Le besoin de reconnaissance est tel que des présidents d’université peu convaincus se sont sentis obligés de partir en quête de l’IDEX, quitte à fusionner. « On ne pouvait pas être absents de cet appel d’offres, confie l’un d’eux, en 2018, aux sociologues Jérôme Aust, Harold Mazoyer et Christine Musselin, dans la revue Gouvernement et action publique. Parce qu’on considère qu’on a ici des savoir-faire, des personnels, des capacités (…) et que ça aurait été criminel envers notre personnel que de ne pas tenter l’IDEX. »

« Un canard sans tête »

Dans cet élan bureaucratique, le défaut d’adhésion des personnels est passé inaperçu. Les priorités étaient pourtant visibles : en dix ans, les effectifs étudiants ont crû de 20 % tandis que le recrutement d’enseignants-chercheurs titulaires diminuait de près de la moitié et que la dépense moyenne par étudiant baissait de 10 %. « L’excellence, la compétition internationale, plus personne n’y croit, résume Julien Gossa, maître de conférences à l’université de Strasbourg. Tant qu’on ne discutera pas de manière collégiale du rôle de l’université du XXIe siècle, on restera comme un canard sans tête. »

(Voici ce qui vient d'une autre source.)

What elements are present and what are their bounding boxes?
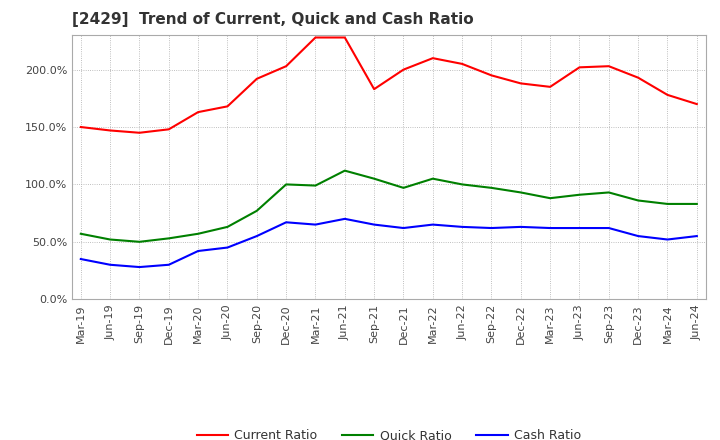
Cash Ratio <box>76 257 85 262</box>
Cash Ratio <box>311 222 320 227</box>
Quick Ratio <box>311 183 320 188</box>
Cash Ratio <box>370 222 379 227</box>
Quick Ratio <box>546 195 554 201</box>
Cash Ratio <box>282 220 290 225</box>
Quick Ratio <box>370 176 379 181</box>
Quick Ratio <box>693 201 701 206</box>
Quick Ratio <box>223 224 232 230</box>
Text: [2429]  Trend of Current, Quick and Cash Ratio: [2429] Trend of Current, Quick and Cash … <box>72 12 474 27</box>
Cash Ratio <box>428 222 437 227</box>
Quick Ratio <box>194 231 202 236</box>
Current Ratio <box>575 65 584 70</box>
Quick Ratio <box>399 185 408 191</box>
Cash Ratio <box>458 224 467 230</box>
Cash Ratio <box>487 225 496 231</box>
Current Ratio <box>76 125 85 130</box>
Current Ratio <box>458 61 467 66</box>
Cash Ratio <box>223 245 232 250</box>
Cash Ratio <box>575 225 584 231</box>
Current Ratio <box>428 55 437 61</box>
Current Ratio <box>605 63 613 69</box>
Quick Ratio <box>135 239 144 245</box>
Quick Ratio <box>282 182 290 187</box>
Cash Ratio <box>663 237 672 242</box>
Cash Ratio <box>253 234 261 239</box>
Cash Ratio <box>106 262 114 268</box>
Quick Ratio <box>76 231 85 236</box>
Line: Current Ratio: Current Ratio <box>81 37 697 133</box>
Current Ratio <box>194 110 202 115</box>
Current Ratio <box>311 35 320 40</box>
Cash Ratio <box>194 248 202 253</box>
Quick Ratio <box>106 237 114 242</box>
Quick Ratio <box>164 236 173 241</box>
Current Ratio <box>106 128 114 133</box>
Quick Ratio <box>605 190 613 195</box>
Quick Ratio <box>663 201 672 206</box>
Quick Ratio <box>487 185 496 191</box>
Legend: Current Ratio, Quick Ratio, Cash Ratio: Current Ratio, Quick Ratio, Cash Ratio <box>192 424 586 440</box>
Current Ratio <box>516 81 525 86</box>
Current Ratio <box>487 73 496 78</box>
Current Ratio <box>634 75 642 81</box>
Line: Cash Ratio: Cash Ratio <box>81 219 697 267</box>
Current Ratio <box>135 130 144 136</box>
Cash Ratio <box>605 225 613 231</box>
Current Ratio <box>546 84 554 89</box>
Cash Ratio <box>546 225 554 231</box>
Cash Ratio <box>341 216 349 221</box>
Current Ratio <box>693 102 701 107</box>
Quick Ratio <box>634 198 642 203</box>
Cash Ratio <box>135 264 144 270</box>
Quick Ratio <box>428 176 437 181</box>
Line: Quick Ratio: Quick Ratio <box>81 171 697 242</box>
Current Ratio <box>370 87 379 92</box>
Cash Ratio <box>516 224 525 230</box>
Current Ratio <box>164 127 173 132</box>
Current Ratio <box>253 76 261 81</box>
Current Ratio <box>341 35 349 40</box>
Current Ratio <box>663 92 672 98</box>
Cash Ratio <box>399 225 408 231</box>
Cash Ratio <box>634 234 642 239</box>
Quick Ratio <box>341 168 349 173</box>
Cash Ratio <box>693 234 701 239</box>
Quick Ratio <box>575 192 584 198</box>
Quick Ratio <box>458 182 467 187</box>
Current Ratio <box>223 104 232 109</box>
Cash Ratio <box>164 262 173 268</box>
Quick Ratio <box>516 190 525 195</box>
Current Ratio <box>399 67 408 72</box>
Current Ratio <box>282 63 290 69</box>
Quick Ratio <box>253 208 261 213</box>
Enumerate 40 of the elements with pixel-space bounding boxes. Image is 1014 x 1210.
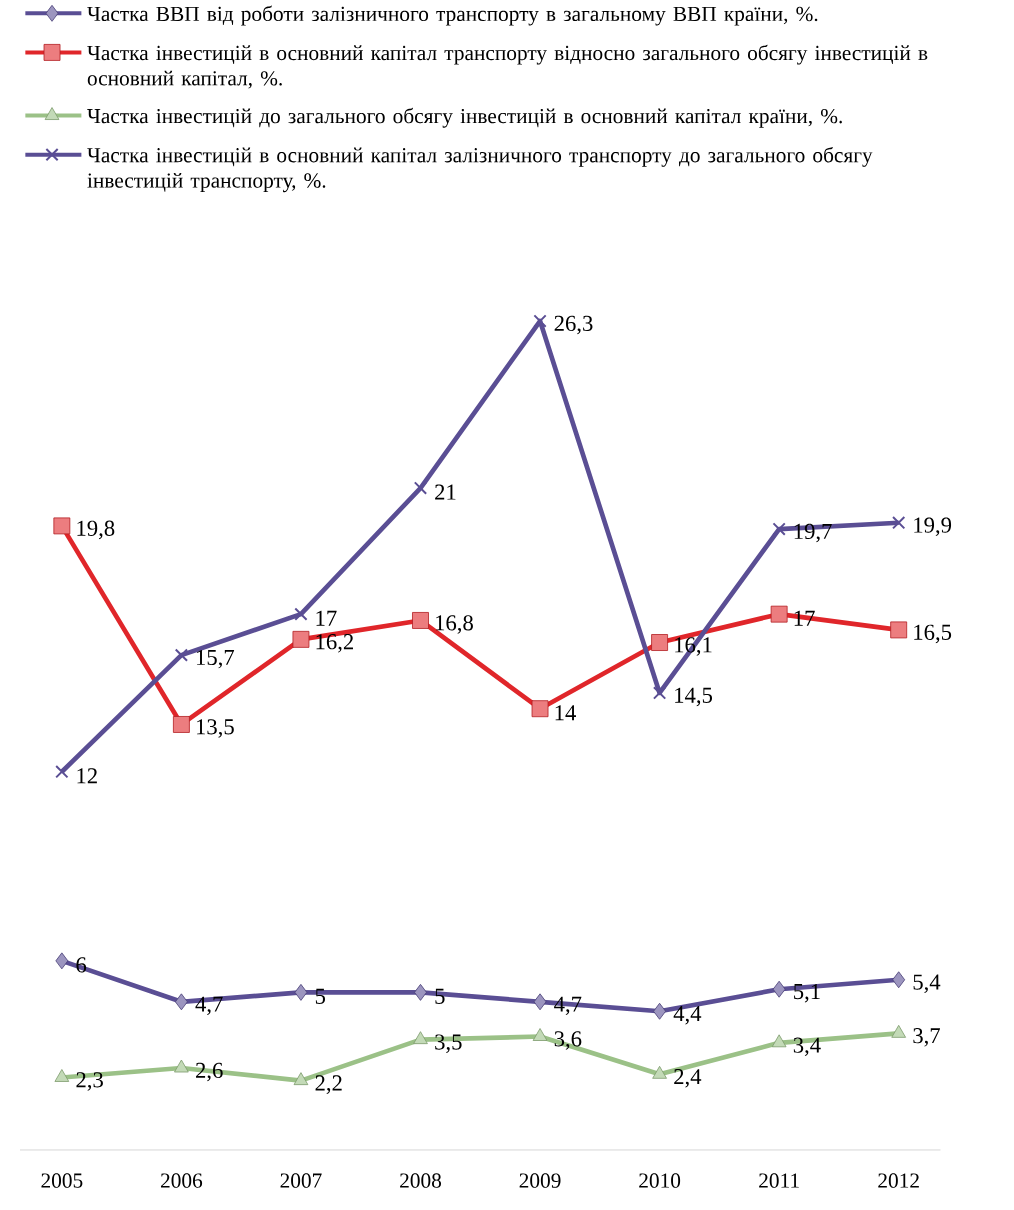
data-label: 16,8 [436,615,473,634]
data-label: 15,7 [197,649,235,669]
x-tick-label: 2008 [400,1173,442,1188]
data-label: 5,1 [794,983,820,1003]
x-tick-label: 2010 [639,1173,681,1188]
legend-label: Частка інвестицій в основний капітал залізничного транспорту до загального обсягу інвестицій транспорту, %. [87,146,873,193]
data-label: 16,2 [316,634,354,653]
data-label: 4,7 [195,996,223,1016]
data-label: 12 [77,768,97,784]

En mars 2019, l’inspection générale de l’éducation nationale et de la recherche a constaté que les universités nouvellement fusionnées bénéficient, grâce à la signature commune des travaux de recherche, d’une « plus grande visibilité (…)particulièrement sensible pour les classements internationaux », même si « l’impact n’est pas aussi marqué sur le nombre de soutenances de thèse ». Les inspecteurs n’ont « pas été en mesure de distinguer un impact significatif de la fusion sur la réussite étudiante ».Comme si les grandes manœuvres et la création de méga-universités ne s’étaient guère attaquées aux vrais et lourds problèmes de l’université française.